Definition: Axones and kyrbeis are names given to structures that contained the law codes of Draco and Solon in ancient Athens during the Archaic Age.
We don't know much about these structures. Plutarch says the laws of Solon were put on axones that had survived to his day in the pyrtaneum.
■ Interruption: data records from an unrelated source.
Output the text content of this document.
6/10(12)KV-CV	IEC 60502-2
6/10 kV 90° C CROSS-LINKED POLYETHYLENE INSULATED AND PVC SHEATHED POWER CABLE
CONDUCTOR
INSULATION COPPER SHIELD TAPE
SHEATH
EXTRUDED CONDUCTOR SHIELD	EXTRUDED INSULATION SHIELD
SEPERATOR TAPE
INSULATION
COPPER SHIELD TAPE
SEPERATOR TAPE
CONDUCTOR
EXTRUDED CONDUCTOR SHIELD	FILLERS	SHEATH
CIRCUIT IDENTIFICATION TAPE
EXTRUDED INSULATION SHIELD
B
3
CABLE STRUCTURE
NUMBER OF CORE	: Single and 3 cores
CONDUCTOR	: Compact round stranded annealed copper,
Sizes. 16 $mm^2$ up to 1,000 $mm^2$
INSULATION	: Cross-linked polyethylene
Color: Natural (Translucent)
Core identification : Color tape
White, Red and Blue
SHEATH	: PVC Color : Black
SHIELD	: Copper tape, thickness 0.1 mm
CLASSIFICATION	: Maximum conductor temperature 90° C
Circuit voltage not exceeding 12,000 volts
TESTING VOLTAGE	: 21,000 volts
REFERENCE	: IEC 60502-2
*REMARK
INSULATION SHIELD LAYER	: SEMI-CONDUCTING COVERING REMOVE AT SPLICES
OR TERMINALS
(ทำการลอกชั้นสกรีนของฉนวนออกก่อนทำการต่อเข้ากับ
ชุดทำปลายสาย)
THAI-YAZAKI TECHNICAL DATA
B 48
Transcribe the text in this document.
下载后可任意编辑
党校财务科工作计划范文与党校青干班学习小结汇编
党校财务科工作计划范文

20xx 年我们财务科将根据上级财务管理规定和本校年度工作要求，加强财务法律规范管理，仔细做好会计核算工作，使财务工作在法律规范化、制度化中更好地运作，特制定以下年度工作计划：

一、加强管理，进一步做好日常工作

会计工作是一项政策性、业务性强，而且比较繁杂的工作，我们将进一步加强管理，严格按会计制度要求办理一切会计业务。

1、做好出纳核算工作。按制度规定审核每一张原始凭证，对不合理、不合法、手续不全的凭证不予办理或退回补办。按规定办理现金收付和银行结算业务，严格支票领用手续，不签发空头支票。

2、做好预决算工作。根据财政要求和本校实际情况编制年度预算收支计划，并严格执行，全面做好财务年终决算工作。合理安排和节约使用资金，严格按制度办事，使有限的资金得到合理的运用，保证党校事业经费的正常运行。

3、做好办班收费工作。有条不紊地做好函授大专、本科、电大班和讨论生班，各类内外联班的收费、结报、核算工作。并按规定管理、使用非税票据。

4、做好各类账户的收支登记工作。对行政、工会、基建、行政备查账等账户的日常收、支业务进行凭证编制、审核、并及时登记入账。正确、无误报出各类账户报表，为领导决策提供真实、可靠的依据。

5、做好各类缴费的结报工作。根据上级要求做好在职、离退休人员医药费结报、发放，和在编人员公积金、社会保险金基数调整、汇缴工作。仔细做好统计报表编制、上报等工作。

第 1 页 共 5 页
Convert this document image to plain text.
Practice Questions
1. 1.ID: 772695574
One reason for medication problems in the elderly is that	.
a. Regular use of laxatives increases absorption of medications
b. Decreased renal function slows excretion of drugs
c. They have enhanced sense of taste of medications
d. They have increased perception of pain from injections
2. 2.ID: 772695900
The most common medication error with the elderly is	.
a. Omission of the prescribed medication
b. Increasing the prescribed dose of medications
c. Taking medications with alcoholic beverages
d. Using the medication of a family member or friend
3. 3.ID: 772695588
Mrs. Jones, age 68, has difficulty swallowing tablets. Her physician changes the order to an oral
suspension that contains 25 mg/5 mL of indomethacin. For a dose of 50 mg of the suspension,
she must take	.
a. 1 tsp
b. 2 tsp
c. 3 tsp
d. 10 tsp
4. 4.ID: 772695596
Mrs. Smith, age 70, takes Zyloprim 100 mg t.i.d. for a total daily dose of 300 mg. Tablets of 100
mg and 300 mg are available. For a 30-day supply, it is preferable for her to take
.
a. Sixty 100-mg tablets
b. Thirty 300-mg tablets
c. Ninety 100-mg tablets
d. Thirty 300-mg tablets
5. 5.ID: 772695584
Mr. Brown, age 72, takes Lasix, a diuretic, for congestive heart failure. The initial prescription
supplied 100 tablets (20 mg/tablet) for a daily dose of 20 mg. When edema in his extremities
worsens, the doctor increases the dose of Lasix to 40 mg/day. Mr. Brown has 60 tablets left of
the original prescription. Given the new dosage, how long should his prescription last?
Aristotle said the laws were put on kyrbeis in the Royal Stoa.
Robertson says axones and kyrbeis were not names for the same thing: the axones were revolving wooden beams, while kyrbeis were standing pillars in the Royal Stoa.
Sources:
- "Axones"
Leicester B. Holland
American Journal of Archaeology (Jul. - Sep., 1941), pp. 346-362. - "Solon's Axones and Kyrbeis, and the Sixth-Century Background (Figs. 1-2)"
Noel Robertson
Historia: Zeitschrift für Alte Geschichte (2nd Qtr., 1986), pp. 147-176 - "Literacy, Documents, and Archives in the Ancient Athenian Democracy"
James Sickinger
The American Archivist (Fall, 1999), pp. 229-246
Examples:
Sickinger says, "These beams were called axones, a word meaning 'axles,' because the ends of each beam were pivoted and placed within a frame in such a way that they could be rotated."